Obviously wrong. Obviously. Again, the important thing is why the left and the right think the New Deal deserves criticism. The important thing is what the left and the right want. The left wants universal liberation. The right wants us all in economic chains. They do not agree.

It’s not always just politics, either. Take the old, good internet. That was an internet defined by technological self-determination, a wild and wooly internet where there were few gatekeepers, where disfavored groups could find each other and make common cause, where users who were threatened by the greed of the shareholders behind big services could install blockers, mods, alternative clients and other “adversarial interoperability” tools that seized the means of computation.
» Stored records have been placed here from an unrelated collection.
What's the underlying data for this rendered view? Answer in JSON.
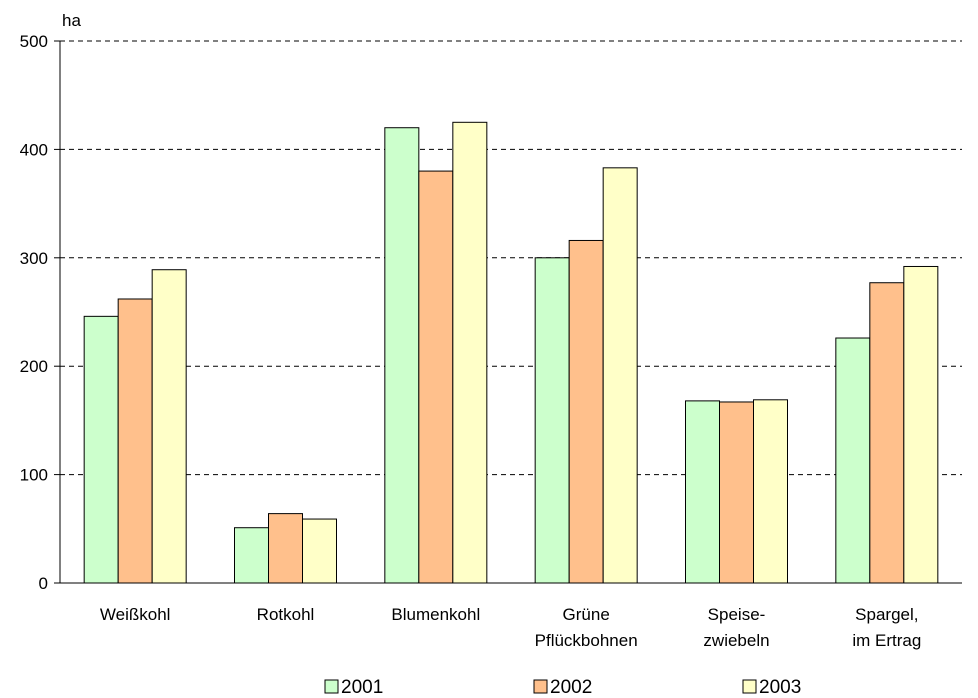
{
  "chart_data": {
    "type": "bar",
    "ylabel": "ha",
    "ylim": [
      0,
      500
    ],
    "yticks": [
      0,
      100,
      200,
      300,
      400,
      500
    ],
    "grid": "horizontal-dashed",
    "legend_position": "bottom",
    "categories": [
      [
        "Weißkohl"
      ],
      [
        "Rotkohl"
      ],
      [
        "Blumenkohl"
      ],
      [
        "Grüne",
        "Pflückbohnen"
      ],
      [
        "Speise-",
        "zwiebeln"
      ],
      [
        "Spargel,",
        "im Ertrag"
      ]
    ],
    "series": [
      {
        "name": "2001",
        "color": "#ccffcc",
        "values": [
          246,
          51,
          420,
          300,
          168,
          226
        ]
      },
      {
        "name": "2002",
        "color": "#ffc08c",
        "values": [
          262,
          64,
          380,
          316,
          167,
          277
        ]
      },
      {
        "name": "2003",
        "color": "#ffffc8",
        "values": [
          289,
          59,
          425,
          383,
          169,
          292
        ]
      }
    ]
  }
}
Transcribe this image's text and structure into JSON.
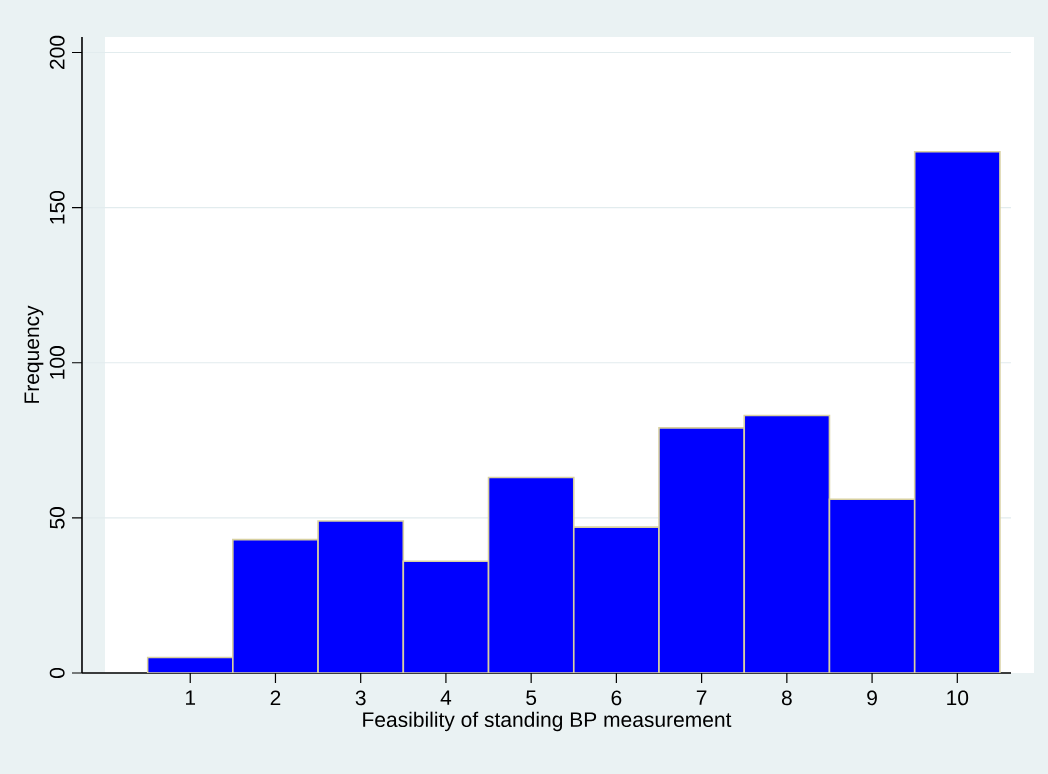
{
  "chart_data": {
    "type": "histogram",
    "xlabel": "Feasibility of standing BP measurement",
    "ylabel": "Frequency",
    "bins": [
      0.5,
      1.5,
      2.5,
      3.5,
      4.5,
      5.5,
      6.5,
      7.5,
      8.5,
      9.5,
      10.5
    ],
    "values": [
      5,
      43,
      49,
      36,
      63,
      47,
      79,
      83,
      56,
      168
    ],
    "color": "#0000ff",
    "xlim": [
      -0.27,
      10.63
    ],
    "ylim": [
      0,
      205
    ],
    "xticks": [
      1,
      2,
      3,
      4,
      5,
      6,
      7,
      8,
      9,
      10
    ],
    "yticks": [
      0,
      50,
      100,
      150,
      200
    ],
    "grid": "y"
  }
}
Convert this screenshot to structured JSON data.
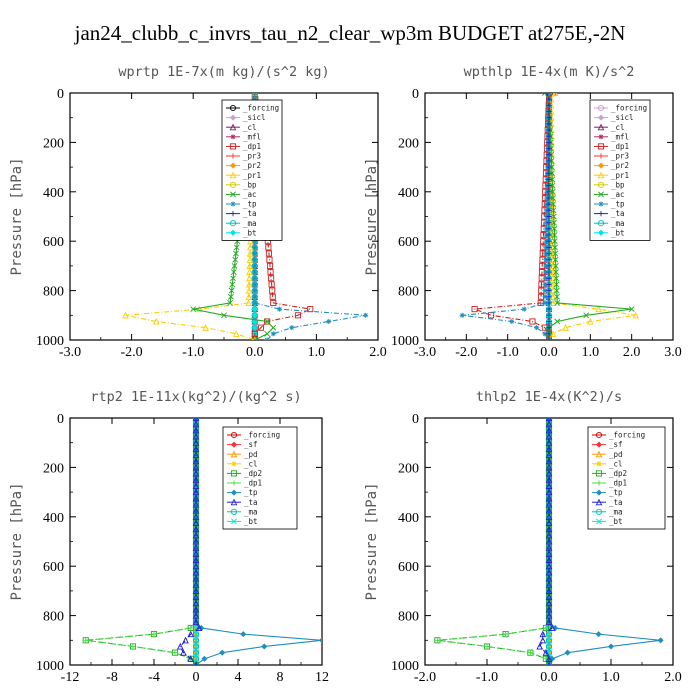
{
  "figure_title": "jan24_clubb_c_invrs_tau_n2_clear_wp3m  BUDGET at275E,-2N",
  "chart_data": [
    {
      "type": "line",
      "title": "wprtp  1E-7x(m kg)/(s^2 kg)",
      "ylabel": "Pressure [hPa]",
      "xlim": [
        -3,
        2
      ],
      "ylim": [
        1000,
        0
      ],
      "xticks": [
        -3,
        -2,
        -1,
        0,
        1,
        2
      ],
      "xtick_labels": [
        "-3.0",
        "-2.0",
        "-1.0",
        "0.0",
        "1.0",
        "2.0"
      ],
      "yticks": [
        0,
        200,
        400,
        600,
        800,
        1000
      ],
      "legend_position": "top-right",
      "pressure": [
        0,
        850,
        875,
        900,
        925,
        950,
        975,
        1000
      ],
      "series": [
        {
          "name": "_forcing",
          "color": "#000000",
          "values": [
            0,
            0,
            0,
            0,
            0,
            0,
            0,
            0
          ]
        },
        {
          "name": "_sicl",
          "color": "#c8a2c8",
          "values": [
            0,
            0,
            0,
            0,
            0,
            0,
            0,
            0
          ]
        },
        {
          "name": "_cl",
          "color": "#8b1a5a",
          "values": [
            0,
            0,
            0,
            0,
            0,
            0,
            0,
            0
          ]
        },
        {
          "name": "_mfl",
          "color": "#b03060",
          "values": [
            0,
            0,
            0,
            0,
            0,
            0,
            0,
            0
          ]
        },
        {
          "name": "_dp1",
          "color": "#cc2222",
          "values": [
            0,
            0.3,
            0.9,
            0.7,
            0.2,
            0.1,
            0,
            0
          ]
        },
        {
          "name": "_pr3",
          "color": "#ff3030",
          "values": [
            0,
            0,
            0,
            0,
            0,
            0,
            0,
            0
          ]
        },
        {
          "name": "_pr2",
          "color": "#ff9900",
          "values": [
            0,
            0,
            0,
            0,
            0,
            0,
            0,
            0
          ]
        },
        {
          "name": "_pr1",
          "color": "#ffcc00",
          "values": [
            0,
            -0.1,
            -0.9,
            -2.1,
            -1.6,
            -0.8,
            -0.3,
            0
          ]
        },
        {
          "name": "_bp",
          "color": "#cccc00",
          "values": [
            0,
            0,
            0,
            0,
            0,
            0,
            0,
            0
          ]
        },
        {
          "name": "_ac",
          "color": "#22aa22",
          "values": [
            0,
            -0.4,
            -1.0,
            -0.5,
            0.2,
            0.3,
            0.2,
            0
          ]
        },
        {
          "name": "_tp",
          "color": "#1f8fbf",
          "values": [
            0,
            0,
            0.4,
            1.8,
            1.2,
            0.6,
            0.3,
            0.2
          ]
        },
        {
          "name": "_ta",
          "color": "#2222cc",
          "values": [
            0,
            0,
            0,
            0,
            0,
            0,
            0,
            0
          ]
        },
        {
          "name": "_ma",
          "color": "#00bbbb",
          "values": [
            0,
            0,
            0,
            0,
            0,
            0,
            0,
            0
          ]
        },
        {
          "name": "_bt",
          "color": "#00e5e5",
          "values": [
            0,
            0,
            0,
            0,
            0,
            0,
            0,
            0
          ]
        }
      ]
    },
    {
      "type": "line",
      "title": "wpthlp  1E-4x(m K)/s^2",
      "ylabel": "Pressure [hPa]",
      "xlim": [
        -3,
        3
      ],
      "ylim": [
        1000,
        0
      ],
      "xticks": [
        -3,
        -2,
        -1,
        0,
        1,
        2,
        3
      ],
      "xtick_labels": [
        "-3.0",
        "-2.0",
        "-1.0",
        "0.0",
        "1.0",
        "2.0",
        "3.0"
      ],
      "yticks": [
        0,
        200,
        400,
        600,
        800,
        1000
      ],
      "legend_position": "top-right",
      "pressure": [
        0,
        25,
        850,
        875,
        900,
        925,
        950,
        975,
        1000
      ],
      "series": [
        {
          "name": "_forcing",
          "color": "#c8a2c8",
          "values": [
            0,
            0,
            0,
            0,
            0,
            0,
            0,
            0,
            0
          ]
        },
        {
          "name": "_sicl",
          "color": "#c8a2c8",
          "values": [
            0,
            0,
            0,
            0,
            0,
            0,
            0,
            0,
            0
          ]
        },
        {
          "name": "_cl",
          "color": "#8b1a5a",
          "values": [
            0,
            0,
            0,
            0,
            0,
            0,
            0,
            0,
            0
          ]
        },
        {
          "name": "_mfl",
          "color": "#b03060",
          "values": [
            0,
            0,
            0,
            0,
            0,
            0,
            0,
            0,
            0
          ]
        },
        {
          "name": "_dp1",
          "color": "#cc2222",
          "values": [
            0.1,
            0,
            -0.2,
            -1.8,
            -1.4,
            -0.4,
            -0.1,
            0,
            0
          ]
        },
        {
          "name": "_pr3",
          "color": "#ff3030",
          "values": [
            0,
            0,
            0,
            0,
            0,
            0,
            0,
            0,
            0
          ]
        },
        {
          "name": "_pr2",
          "color": "#ff9900",
          "values": [
            0,
            0,
            0,
            0,
            0,
            0,
            0,
            0,
            0
          ]
        },
        {
          "name": "_pr1",
          "color": "#ffcc00",
          "values": [
            0.15,
            0.05,
            0.1,
            1.2,
            2.1,
            1.0,
            0.4,
            0.1,
            0
          ]
        },
        {
          "name": "_bp",
          "color": "#cccc00",
          "values": [
            0,
            0,
            0,
            0,
            0,
            0,
            0,
            0,
            0
          ]
        },
        {
          "name": "_ac",
          "color": "#22aa22",
          "values": [
            -0.1,
            0,
            0.2,
            2.0,
            0.9,
            0.2,
            0,
            0,
            0
          ]
        },
        {
          "name": "_tp",
          "color": "#1f8fbf",
          "values": [
            0,
            0,
            -0.1,
            -0.6,
            -2.1,
            -0.9,
            -0.3,
            -0.1,
            0
          ]
        },
        {
          "name": "_ta",
          "color": "#2222cc",
          "values": [
            -0.05,
            0,
            0,
            0,
            0,
            0,
            0,
            0,
            0
          ]
        },
        {
          "name": "_ma",
          "color": "#00bbbb",
          "values": [
            0,
            0,
            0,
            0,
            0,
            0,
            0,
            0,
            0
          ]
        },
        {
          "name": "_bt",
          "color": "#00e5e5",
          "values": [
            0,
            0,
            0,
            0,
            0,
            0,
            0,
            0,
            0
          ]
        }
      ]
    },
    {
      "type": "line",
      "title": "rtp2  1E-11x(kg^2)/(kg^2 s)",
      "ylabel": "Pressure [hPa]",
      "xlim": [
        -12,
        12
      ],
      "ylim": [
        1000,
        0
      ],
      "xticks": [
        -12,
        -8,
        -4,
        0,
        4,
        8,
        12
      ],
      "xtick_labels": [
        "-12",
        "-8",
        "-4",
        "0",
        "4",
        "8",
        "12"
      ],
      "yticks": [
        0,
        200,
        400,
        600,
        800,
        1000
      ],
      "legend_position": "top-right",
      "pressure": [
        0,
        825,
        850,
        875,
        900,
        925,
        950,
        975,
        1000
      ],
      "series": [
        {
          "name": "_forcing",
          "color": "#cc0000",
          "values": [
            0,
            0,
            0,
            0,
            0,
            0,
            0,
            0,
            0
          ]
        },
        {
          "name": "_sf",
          "color": "#ff3030",
          "values": [
            0,
            0,
            0,
            0,
            0,
            0,
            0,
            0,
            0
          ]
        },
        {
          "name": "_pd",
          "color": "#ff9900",
          "values": [
            0,
            0,
            0,
            0,
            0,
            0,
            0,
            0,
            0
          ]
        },
        {
          "name": "_cl",
          "color": "#ffcc00",
          "values": [
            0,
            0,
            0,
            0,
            0,
            0,
            0,
            0,
            0
          ]
        },
        {
          "name": "_dp2",
          "color": "#22aa22",
          "values": [
            0,
            0,
            -0.5,
            -4.0,
            -10.5,
            -6.0,
            -2.0,
            -0.5,
            0
          ]
        },
        {
          "name": "_dp1",
          "color": "#44dd44",
          "values": [
            0,
            0,
            -0.5,
            -4.0,
            -10.5,
            -6.0,
            -2.0,
            -0.5,
            0
          ]
        },
        {
          "name": "_tp",
          "color": "#1f8fbf",
          "values": [
            0,
            0,
            0.5,
            4.5,
            12.0,
            6.5,
            2.5,
            0.8,
            0
          ]
        },
        {
          "name": "_ta",
          "color": "#2222cc",
          "values": [
            0,
            0,
            0.3,
            -0.5,
            -1.0,
            -1.5,
            -1.2,
            -0.5,
            0
          ]
        },
        {
          "name": "_ma",
          "color": "#00bbbb",
          "values": [
            0,
            0,
            0,
            0,
            0,
            0,
            0,
            0,
            0
          ]
        },
        {
          "name": "_bt",
          "color": "#00e5e5",
          "values": [
            0,
            0,
            0,
            0,
            0,
            0,
            0,
            0,
            0
          ]
        }
      ]
    },
    {
      "type": "line",
      "title": "thlp2  1E-4x(K^2)/s",
      "ylabel": "Pressure [hPa]",
      "xlim": [
        -2,
        2
      ],
      "ylim": [
        1000,
        0
      ],
      "xticks": [
        -2,
        -1,
        0,
        1,
        2
      ],
      "xtick_labels": [
        "-2.0",
        "-1.0",
        "0.0",
        "1.0",
        "2.0"
      ],
      "yticks": [
        0,
        200,
        400,
        600,
        800,
        1000
      ],
      "legend_position": "top-right",
      "pressure": [
        0,
        825,
        850,
        875,
        900,
        925,
        950,
        975,
        1000
      ],
      "series": [
        {
          "name": "_forcing",
          "color": "#cc0000",
          "values": [
            0,
            0,
            0,
            0,
            0,
            0,
            0,
            0,
            0
          ]
        },
        {
          "name": "_sf",
          "color": "#ff3030",
          "values": [
            0,
            0,
            0,
            0,
            0,
            0,
            0,
            0,
            0
          ]
        },
        {
          "name": "_pd",
          "color": "#ff9900",
          "values": [
            0,
            0,
            0,
            0,
            0,
            0,
            0,
            0,
            0
          ]
        },
        {
          "name": "_cl",
          "color": "#ffcc00",
          "values": [
            0,
            0,
            0,
            0,
            0,
            0,
            0,
            0,
            0
          ]
        },
        {
          "name": "_dp2",
          "color": "#22aa22",
          "values": [
            0,
            0,
            -0.05,
            -0.7,
            -1.8,
            -1.0,
            -0.3,
            -0.05,
            0
          ]
        },
        {
          "name": "_dp1",
          "color": "#44dd44",
          "values": [
            0,
            0,
            -0.05,
            -0.7,
            -1.8,
            -1.0,
            -0.3,
            -0.05,
            0
          ]
        },
        {
          "name": "_tp",
          "color": "#1f8fbf",
          "values": [
            0,
            0,
            0.1,
            0.8,
            1.8,
            1.0,
            0.3,
            0.05,
            0
          ]
        },
        {
          "name": "_ta",
          "color": "#2222cc",
          "values": [
            0,
            0,
            0.05,
            -0.1,
            -0.1,
            -0.15,
            -0.05,
            0,
            0
          ]
        },
        {
          "name": "_ma",
          "color": "#00bbbb",
          "values": [
            0,
            0,
            0,
            0,
            0,
            0,
            0,
            0,
            0
          ]
        },
        {
          "name": "_bt",
          "color": "#00e5e5",
          "values": [
            0,
            0,
            0,
            0,
            0,
            0,
            0,
            0,
            0
          ]
        }
      ]
    }
  ]
}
Today’s enshitternet — “five giant websites, filled with screenshots of the other four” (h/t Tom Eastman) — is orders of magnitude more populous than that old, good internet. The enshitternet has billions of users, and they are legally — and technologically — prevented from taking any self-help measures when the owners of services change them to shift value from users to themselves:

https://pluralistic.net/2023/02/19/twiddler/

The anti-enshittification movement rightly criticizes the old, good internet because it wasn’t inclusive enough. It was a system almost exclusively hospitable to affluent, privileged people — the people who least needed the liberatory power of technology.

Likewise pro-enshittification monopolists — billionaires and their useful idiots — deplore the old, good internet because it gave its users too much power. For them, ad-blocking, alternative clients, mods, reverse-engineering and so on were all bugs, not features. For them, the enshitternet is great because businesses can literally criminalize taking action to protect yourself from their predatory impulses:

https://pluralistic.net/2022/10/20/benevolent-dictators/#felony-contempt-of-business-model

Superficially, it seems like the pro- and anti-enshittification forces agree — they both agree that the old, good internet was a mistake. But the difference that matters here is that the pro-enshittification side wants everyone mired in the enshitternet forever, living with what Jay Freeman calls “Felony contempt of business-model.” By contrast, the disenshittification side wants a new, good internet that gives every user — not just a handful of techies — the power to decide how the digital systems they work use, and to be able to alter or reconfigure them to suit their own needs.

The horsehoe theory only makes sense if you don’t take into account the beliefs and goals of each side. Politics aren’t just a matter of who you agree with on a given issue — the real issue is what you’re trying to accomplish.